After determining that the lint was building up on the instruments and causing incorrect readings, Lindbergh looked at whether frequent cleanings might correct the problem. “Cleaning was definitely a viable option – the medical center could send an instrument technician around to clean the units,” he says.
“But there’s a risk when you clean these sensors, even with the most delicate of tools, because the sensors are fragile and there is a good chance you’re going to damage them.” Also, the instruments will quickly begin to lose accuracy again after the lint build up is removed. In as little as one month, their accuracy was reduced by about 20-30%!
Lindberg was not convinced that cleaning was a good alternative, even if the hospital was willing to invest in monthly cleaning, so he recommended they opt for a different type of instrument that would not be susceptible to reductions in accuracy due to airborne lint.

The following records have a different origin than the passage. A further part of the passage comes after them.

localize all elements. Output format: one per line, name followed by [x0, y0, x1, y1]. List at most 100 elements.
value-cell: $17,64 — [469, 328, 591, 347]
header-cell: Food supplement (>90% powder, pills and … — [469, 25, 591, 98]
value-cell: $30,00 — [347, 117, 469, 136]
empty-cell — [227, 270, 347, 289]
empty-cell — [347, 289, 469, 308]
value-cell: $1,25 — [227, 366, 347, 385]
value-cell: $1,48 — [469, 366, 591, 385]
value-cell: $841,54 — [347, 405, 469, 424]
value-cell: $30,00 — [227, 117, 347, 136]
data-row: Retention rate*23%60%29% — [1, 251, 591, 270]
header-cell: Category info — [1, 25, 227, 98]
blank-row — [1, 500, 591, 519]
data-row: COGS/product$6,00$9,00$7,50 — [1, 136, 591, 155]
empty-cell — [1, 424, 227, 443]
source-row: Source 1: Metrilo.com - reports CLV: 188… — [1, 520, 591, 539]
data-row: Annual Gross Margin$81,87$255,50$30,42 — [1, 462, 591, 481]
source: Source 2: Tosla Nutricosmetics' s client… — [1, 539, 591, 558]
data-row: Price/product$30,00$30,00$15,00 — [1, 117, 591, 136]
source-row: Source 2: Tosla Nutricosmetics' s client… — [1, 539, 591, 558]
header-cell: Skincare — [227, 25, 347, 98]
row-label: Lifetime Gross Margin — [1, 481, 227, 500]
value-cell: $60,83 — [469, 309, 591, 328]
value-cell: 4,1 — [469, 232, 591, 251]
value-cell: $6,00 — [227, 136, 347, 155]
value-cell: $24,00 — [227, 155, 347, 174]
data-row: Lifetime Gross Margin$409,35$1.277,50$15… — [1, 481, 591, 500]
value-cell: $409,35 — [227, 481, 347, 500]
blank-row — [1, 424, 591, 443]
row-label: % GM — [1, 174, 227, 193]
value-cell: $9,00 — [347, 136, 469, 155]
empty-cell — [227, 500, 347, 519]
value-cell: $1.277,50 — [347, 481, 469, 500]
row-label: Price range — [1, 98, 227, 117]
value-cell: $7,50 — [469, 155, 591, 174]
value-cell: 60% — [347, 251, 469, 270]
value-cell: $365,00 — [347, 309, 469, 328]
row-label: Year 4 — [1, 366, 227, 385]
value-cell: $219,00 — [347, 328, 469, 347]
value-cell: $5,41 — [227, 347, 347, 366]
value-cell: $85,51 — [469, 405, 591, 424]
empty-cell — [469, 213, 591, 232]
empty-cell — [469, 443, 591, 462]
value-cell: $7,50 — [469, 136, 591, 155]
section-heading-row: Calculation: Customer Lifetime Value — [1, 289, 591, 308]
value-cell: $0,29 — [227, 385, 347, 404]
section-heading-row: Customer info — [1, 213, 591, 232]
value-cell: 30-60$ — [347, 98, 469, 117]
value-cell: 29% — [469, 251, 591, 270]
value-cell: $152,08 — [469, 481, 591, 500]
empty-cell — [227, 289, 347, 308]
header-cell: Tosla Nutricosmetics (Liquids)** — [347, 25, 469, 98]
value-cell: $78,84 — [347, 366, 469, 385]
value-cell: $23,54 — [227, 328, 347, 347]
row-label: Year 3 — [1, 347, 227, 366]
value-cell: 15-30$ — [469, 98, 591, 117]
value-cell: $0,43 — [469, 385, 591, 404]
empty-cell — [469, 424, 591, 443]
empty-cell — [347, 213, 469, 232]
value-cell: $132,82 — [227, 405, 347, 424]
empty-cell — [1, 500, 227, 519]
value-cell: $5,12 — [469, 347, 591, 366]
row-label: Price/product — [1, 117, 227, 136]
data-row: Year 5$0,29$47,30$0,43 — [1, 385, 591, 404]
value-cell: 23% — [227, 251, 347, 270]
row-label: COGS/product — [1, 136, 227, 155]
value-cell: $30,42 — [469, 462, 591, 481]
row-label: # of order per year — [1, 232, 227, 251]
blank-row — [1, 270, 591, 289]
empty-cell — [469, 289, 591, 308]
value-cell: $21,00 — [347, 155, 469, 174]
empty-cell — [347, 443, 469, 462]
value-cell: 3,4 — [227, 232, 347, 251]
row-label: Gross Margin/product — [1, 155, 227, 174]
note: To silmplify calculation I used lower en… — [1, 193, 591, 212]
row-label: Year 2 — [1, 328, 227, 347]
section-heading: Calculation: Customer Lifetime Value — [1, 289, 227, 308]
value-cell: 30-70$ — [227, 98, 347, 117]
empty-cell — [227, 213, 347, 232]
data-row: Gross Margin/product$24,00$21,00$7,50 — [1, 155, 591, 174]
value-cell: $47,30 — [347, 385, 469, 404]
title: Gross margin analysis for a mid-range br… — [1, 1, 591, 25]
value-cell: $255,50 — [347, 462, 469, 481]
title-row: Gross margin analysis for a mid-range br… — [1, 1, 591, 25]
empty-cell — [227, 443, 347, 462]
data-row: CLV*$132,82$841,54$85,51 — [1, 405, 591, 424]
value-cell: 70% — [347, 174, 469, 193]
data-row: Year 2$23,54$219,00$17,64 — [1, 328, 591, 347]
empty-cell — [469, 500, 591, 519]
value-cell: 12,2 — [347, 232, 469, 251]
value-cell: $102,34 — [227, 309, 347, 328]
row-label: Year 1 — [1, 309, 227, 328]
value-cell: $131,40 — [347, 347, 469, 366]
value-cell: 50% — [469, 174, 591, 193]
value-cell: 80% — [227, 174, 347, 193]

Finding the right solution
To find another option, Lindberg consulted the controls contractor that maintains the hospital’s environmental control systems. The contractor suggested he contact Setra Systems. The controls contractor had experience using our instruments for industry clean room solutions.
“After contacting Setra, their factory representatives sent information on the SRPM instrument for space differential, and I was immediately interested in the fact that the sensors within the instrument are not exposed to environmental air, so airborne lint can’t disrupt them,” said Lindberg.
The SRPM is designed for pharmaceutical, hospital, semiconductor, clean rooms, research labs, and other critical low differential pressure applications that require stringent pressure monitoring and alarming.
The SRPM monitors the positive or negative pressure in protected environments and airborne infection isolation rooms in accordance with Centers for Disease Control guidelines. It measures and displays highly accurate pressure readings to 0.001 inches of water column resolution.
In addition to the enclosed design that protects it from airborne lint, the SRPM has a large, easy to use graphic RGB backlit touch-screen display, allowing fingertip access to menus that guide the user through room setup, application, security and calibration. It features a green LED to indicate normal conditions, and a red LED, audible alarm, and single pole, double throw (SPDT) relay for remote annunciation, to signal unsatisfactory room pressure status.
The hospital conducted a trial, installing an SRPM in one of its five new operating rooms. “The unit had been in place for a year, and was giving excellent, reliable information, with no maintenance required,” said Lindberg.
He added that he had checked the accuracy of the output of the new SRPM instrument 5 or 6 times during the following year with a very accurate portable differential pressure meter. The SRPM has agreed with the portable instrument to within 0.001-inch water gage during each check. “At the same time, I checked the readings on the other instruments, and found them to be inaccurate, giving me a good view of how well the SRPM performs in comparison to other instruments.”
In addition to the fact that the instrument works precisely as planned, Lindberg found it easy to swap over from the existing instrument to the new one.
According to Paul Lindberg, “The unit has definitely met my expectations and I will definitely consider recommending Setra Systems, Inc.’s SRPM instruments for my next design job for OR suites or infectious isolation areas.”